Designers are trying to strike the right balance so that time in front of a screen doesn’t turn harmful. Healthy teens who spend too much time immersed in video games are likely to become depressed, recent studies in Singapore, China, and Japan suggested.
But playing a game for just 10 to 15 minutes a day gets patients to the “sweet spot” when the game is effective but not excessive, said Patricia Areán, a psychiatrist at the University of California, San Francisco who received a National Institute of Mental Health grant to study Akili’s game. The trial, which has just begun, will test the game on 150 depressed and healthy adults. Areán said a larger study will be necessary before the game is proven effective.
For Ashley Malek, a 14-year-old from Ramsey, Minn., health-oriented games might replace her daily regimen of two hours a day of “normal zombie-killing games,” she said. Malek, who struggles with painful and incapacitating facial and body tics, used a Whac-a-mole-style game made by Minnesota’s CogCubed. The game, played on a series of interactive screens, noted her attention lapses and reaction times while playing. The results helped to confirm her psychiatrist’s suspicion that Malek was suffering from anxiety.
CogCubed is developing a version of the Whac-a-mole game that would help patients cope with anxiety. Company CEO Kurt Roots said CogCubed is seeking guidelines from the FDA. Teens would play for 20 minutes twice a day until the game shuts off automatically, Heller said.
Some developers are attempting to build mobile games based on diagnostic and therapeutic tasks long used in therapists’ offices.
For example, Army veterans with multiple mental health issues play Blue Marble Company’s “RESET” game, in which they perform a trail-making task, connecting 25 dots as quickly and accurately as possible.

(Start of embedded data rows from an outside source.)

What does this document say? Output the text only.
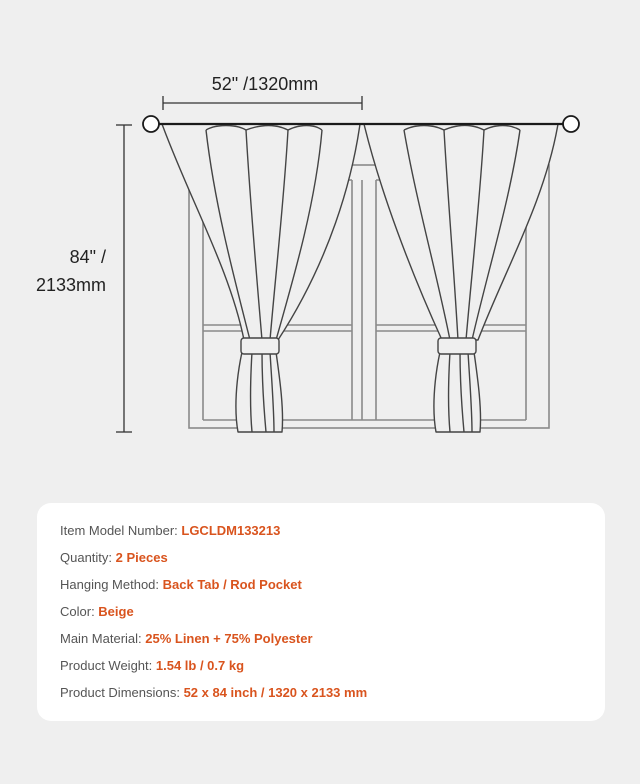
52" /1320mm
84" /
2133mm
Item Model Number: LGCLDM133213
Quantity: 2 Pieces
Hanging Method: Back Tab / Rod Pocket
Color: Beige
Main Material: 25% Linen + 75% Polyester
Product Weight: 1.54 lb / 0.7 kg
Product Dimensions: 52 x 84 inch / 1320 x 2133 mm
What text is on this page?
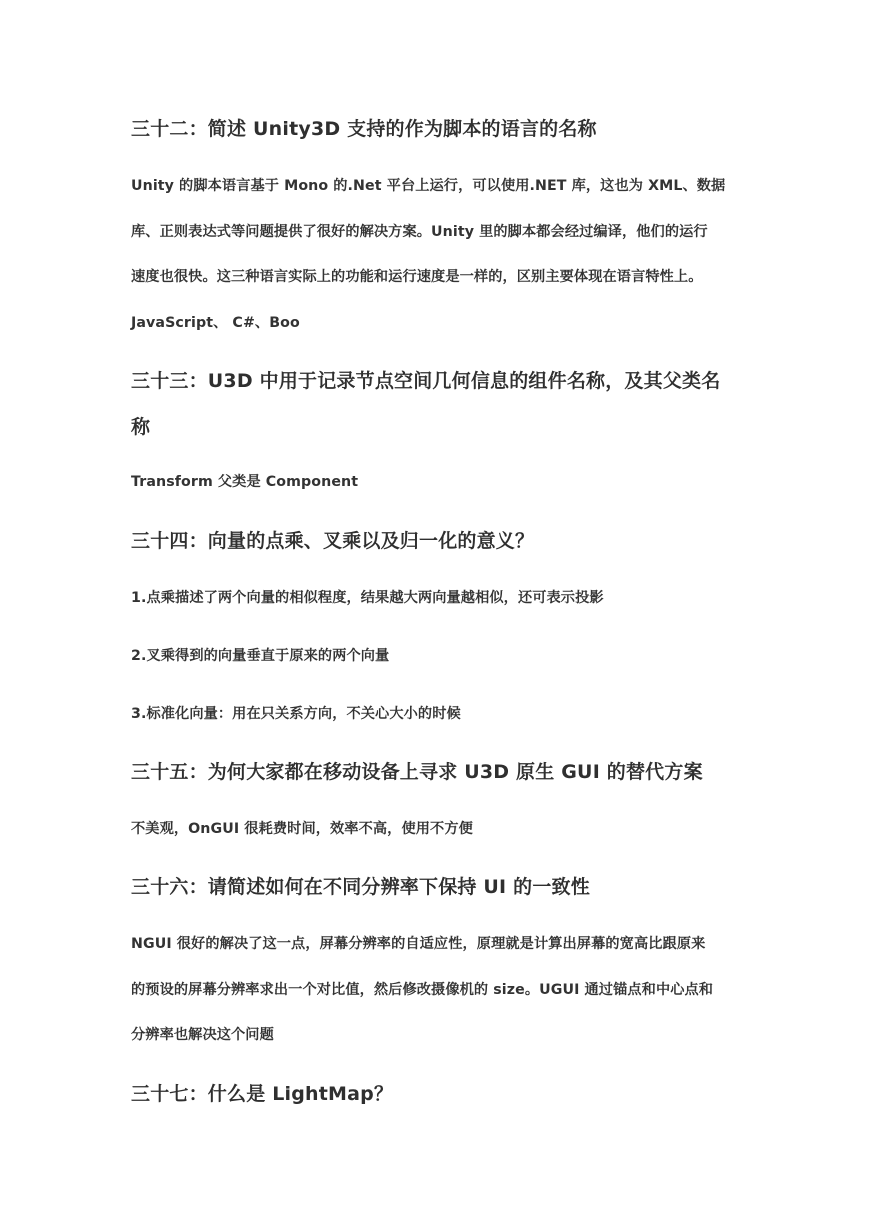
三十二：简述 Unity3D 支持的作为脚本的语言的名称
Unity 的脚本语言基于 Mono 的.Net 平台上运行，可以使用.NET 库，这也为 XML、数据
库、正则表达式等问题提供了很好的解决方案。Unity 里的脚本都会经过编译，他们的运行
速度也很快。这三种语言实际上的功能和运行速度是一样的，区别主要体现在语言特性上。
JavaScript、 C#、Boo
三十三：U3D 中用于记录节点空间几何信息的组件名称，及其父类名
称
Transform 父类是 Component
三十四：向量的点乘、叉乘以及归一化的意义？
1.点乘描述了两个向量的相似程度，结果越大两向量越相似，还可表示投影
2.叉乘得到的向量垂直于原来的两个向量
3.标准化向量：用在只关系方向，不关心大小的时候
三十五：为何大家都在移动设备上寻求 U3D 原生 GUI 的替代方案
不美观，OnGUI 很耗费时间，效率不高，使用不方便
三十六：请简述如何在不同分辨率下保持 UI 的一致性
NGUI 很好的解决了这一点，屏幕分辨率的自适应性，原理就是计算出屏幕的宽高比跟原来
的预设的屏幕分辨率求出一个对比值，然后修改摄像机的 size。UGUI 通过锚点和中心点和
分辨率也解决这个问题
三十七：什么是 LightMap？
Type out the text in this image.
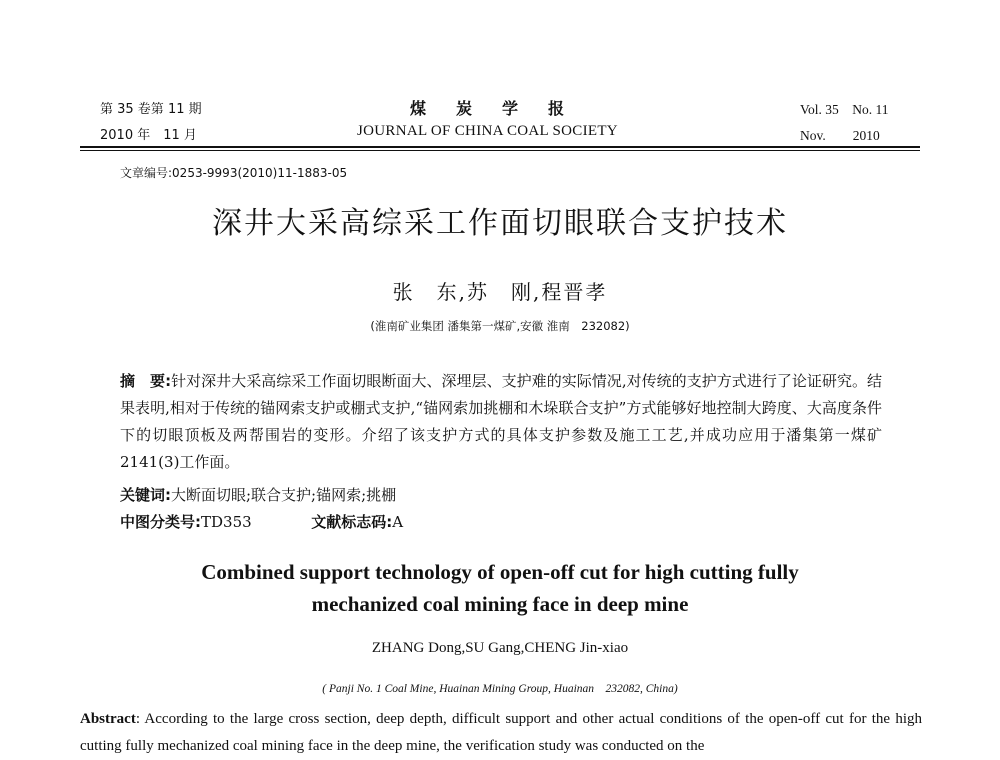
第 35 卷第 11 期
2010 年　11 月
煤炭学报
JOURNAL OF CHINA COAL SOCIETY
Vol. 35　No. 11
Nov.　　2010
文章编号:0253-9993(2010)11-1883-05
深井大采高综采工作面切眼联合支护技术
张　东,苏　刚,程晋孝
(淮南矿业集团 潘集第一煤矿,安徽 淮南　232082)
摘　要:针对深井大采高综采工作面切眼断面大、深埋层、支护难的实际情况,对传统的支护方式进行了论证研究。结果表明,相对于传统的锚网索支护或棚式支护,“锚网索加挑棚和木垛联合支护”方式能够好地控制大跨度、大高度条件下的切眼顶板及两帮围岩的变形。介绍了该支护方式的具体支护参数及施工工艺,并成功应用于潘集第一煤矿 2141(3)工作面。
关键词:大断面切眼;联合支护;锚网索;挑棚
中图分类号:TD353	文献标志码:A
Combined support technology of open-off cut for high cutting fully
mechanized coal mining face in deep mine
ZHANG Dong,SU Gang,CHENG Jin-xiao
( Panji No. 1 Coal Mine, Huainan Mining Group, Huainan　232082, China)
Abstract: According to the large cross section, deep depth, difficult support and other actual conditions of the open-off cut for the high cutting fully mechanized coal mining face in the deep mine, the verification study was conducted on the
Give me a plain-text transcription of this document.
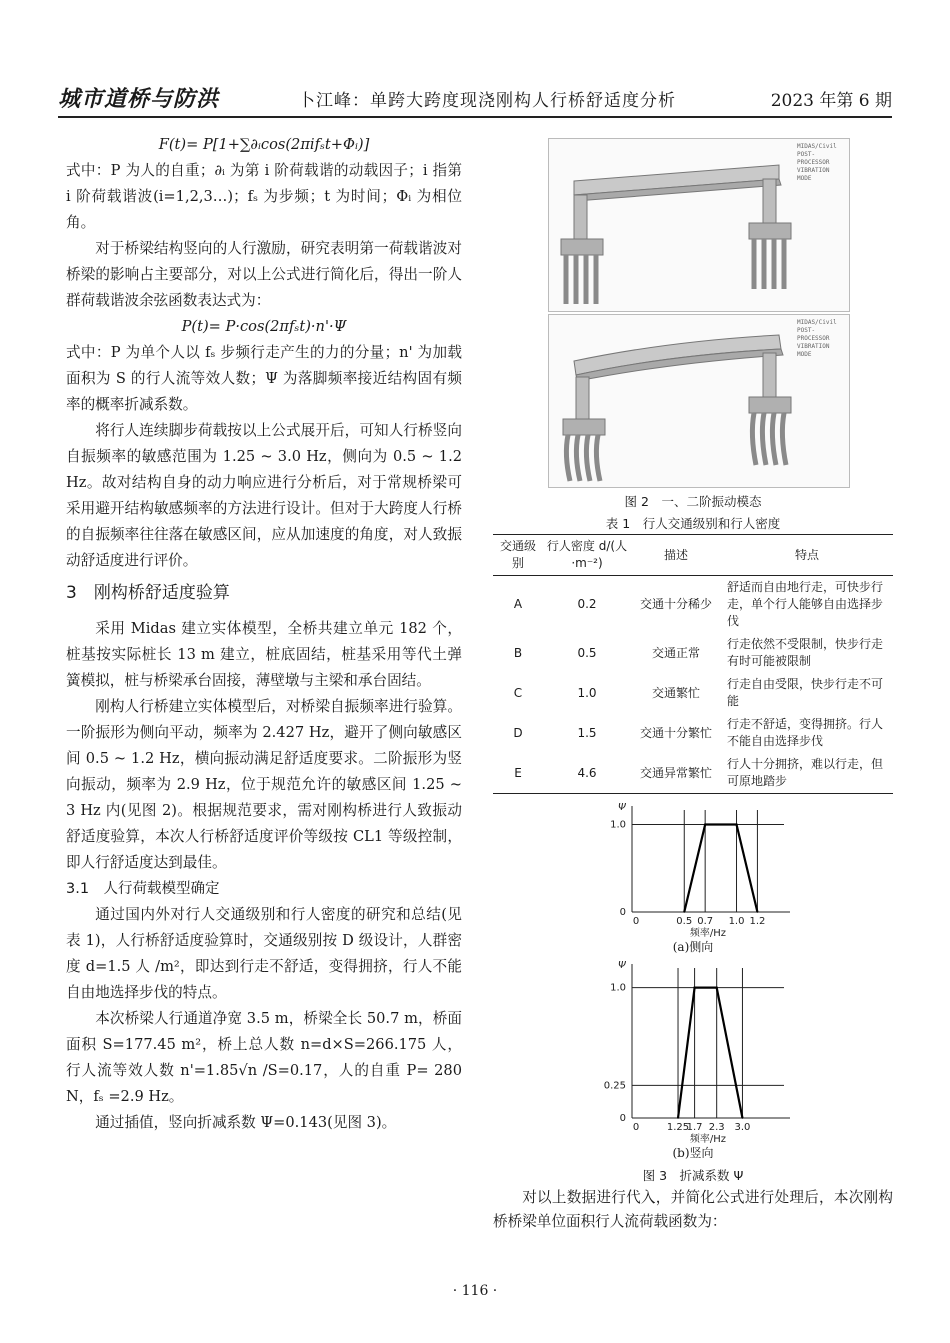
城市道桥与防洪	卜江峰：单跨大跨度现浇刚构人行桥舒适度分析	2023 年第 6 期

F(t)= P[1+∑∂ᵢcos(2πifₛt+Φᵢ)]

式中：P 为人的自重；∂ᵢ 为第 i 阶荷载谐的动载因子；i 指第 i 阶荷载谐波(i=1,2,3…)；fₛ 为步频；t 为时间；Φᵢ 为相位角。

对于桥梁结构竖向的人行激励，研究表明第一荷载谐波对桥梁的影响占主要部分，对以上公式进行简化后，得出一阶人群荷载谐波余弦函数表达式为：

P(t)= P·cos(2πfₛt)·n'·Ψ

式中：P 为单个人以 fₛ 步频行走产生的力的分量；n' 为加载面积为 S 的行人流等效人数；Ψ 为落脚频率接近结构固有频率的概率折减系数。

将行人连续脚步荷载按以上公式展开后，可知人行桥竖向自振频率的敏感范围为 1.25 ~ 3.0 Hz，侧向为 0.5 ~ 1.2 Hz。故对结构自身的动力响应进行分析后，对于常规桥梁可采用避开结构敏感频率的方法进行设计。但对于大跨度人行桥的自振频率往往落在敏感区间，应从加速度的角度，对人致振动舒适度进行评价。

3　刚构桥舒适度验算

采用 Midas 建立实体模型，全桥共建立单元 182 个，桩基按实际桩长 13 m 建立，桩底固结，桩基采用等代土弹簧模拟，桩与桥梁承台固接，薄壁墩与主梁和承台固结。

刚构人行桥建立实体模型后，对桥梁自振频率进行验算。一阶振形为侧向平动，频率为 2.427 Hz，避开了侧向敏感区间 0.5 ~ 1.2 Hz，横向振动满足舒适度要求。二阶振形为竖向振动，频率为 2.9 Hz，位于规范允许的敏感区间 1.25 ~ 3 Hz 内(见图 2)。根据规范要求，需对刚构桥进行人致振动舒适度验算，本次人行桥舒适度评价等级按 CL1 等级控制，即人行舒适度达到最佳。

3.1　人行荷载模型确定

通过国内外对行人交通级别和行人密度的研究和总结(见表 1)，人行桥舒适度验算时，交通级别按 D 级设计，人群密度 d=1.5 人 /m²，即达到行走不舒适，变得拥挤，行人不能自由地选择步伐的特点。

本次桥梁人行通道净宽 3.5 m，桥梁全长 50.7 m，桥面面积 S=177.45 m²，桥上总人数 n=d×S=266.175 人，行人流等效人数 n'=1.85√n /S=0.17，人的自重 P= 280 N，fₛ =2.9 Hz。

通过插值，竖向折减系数 Ψ=0.143(见图 3)。

MIDAS/Civil
POST-PROCESSOR
VIBRATION MODE
MIDAS/Civil
POST-PROCESSOR
VIBRATION MODE
图 2　一、二阶振动模态
表 1　行人交通级别和行人密度
交通级别	行人密度 d/(人·m⁻²)	描述	特点
A	0.2	交通十分稀少	舒适而自由地行走，可快步行走，单个行人能够自由选择步伐
B	0.5	交通正常	行走依然不受限制，快步行走有时可能被限制
C	1.0	交通繁忙	行走自由受限，快步行走不可能
D	1.5	交通十分繁忙	行走不舒适，变得拥挤。行人不能自由选择步伐
E	4.6	交通异常繁忙	行人十分拥挤，难以行走，但可原地踏步
Ψ
0
1.0
0	0.5 0.7 1.0 1.2
频率/Hz
(a)侧向
Ψ
0
0.25
1.0
0	1.25
1.7 2.3 3.0
频率/Hz
(b)竖向
图 3　折减系数 Ψ

对以上数据进行代入，并简化公式进行处理后，本次刚构桥桥梁单位面积行人流荷载函数为：

· 116 ·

The game is based on a standard psychological measure of visual attention. CogCubed makes use of the TOVA, or Test of Variables of Attention, a standard diagnostic and monitoring test for attention-deficit hyperactivity disorder.
While some researchers are carefully testing mental health games, hundreds of unproven apps available in the iTunes store have little grounding in sound therapeutic practices. Consumers should be wary of those, researchers say.
Some mental health professionals are skeptical that games will ever replace in-person therapy. A human touch, especially in mental health therapy, is irreplaceable, said Northwestern’s Mohr, who studies mobile mental health interventions.
“We’ve had bathroom scales forever and people are still fat,” he said. “Novelty will wear off, and even the most elegant of apps will get old fairly quickly.”
The novelty hasn’t worn off for Quinn, who is no longer seeing a therapist or taking any medication. Games are games, not therapy homework or an extra task on a to-do list, she said, and that’s why they can help people.
“When I’m depressed, I don’t want to do anything,” she said, “much less any kind of work.”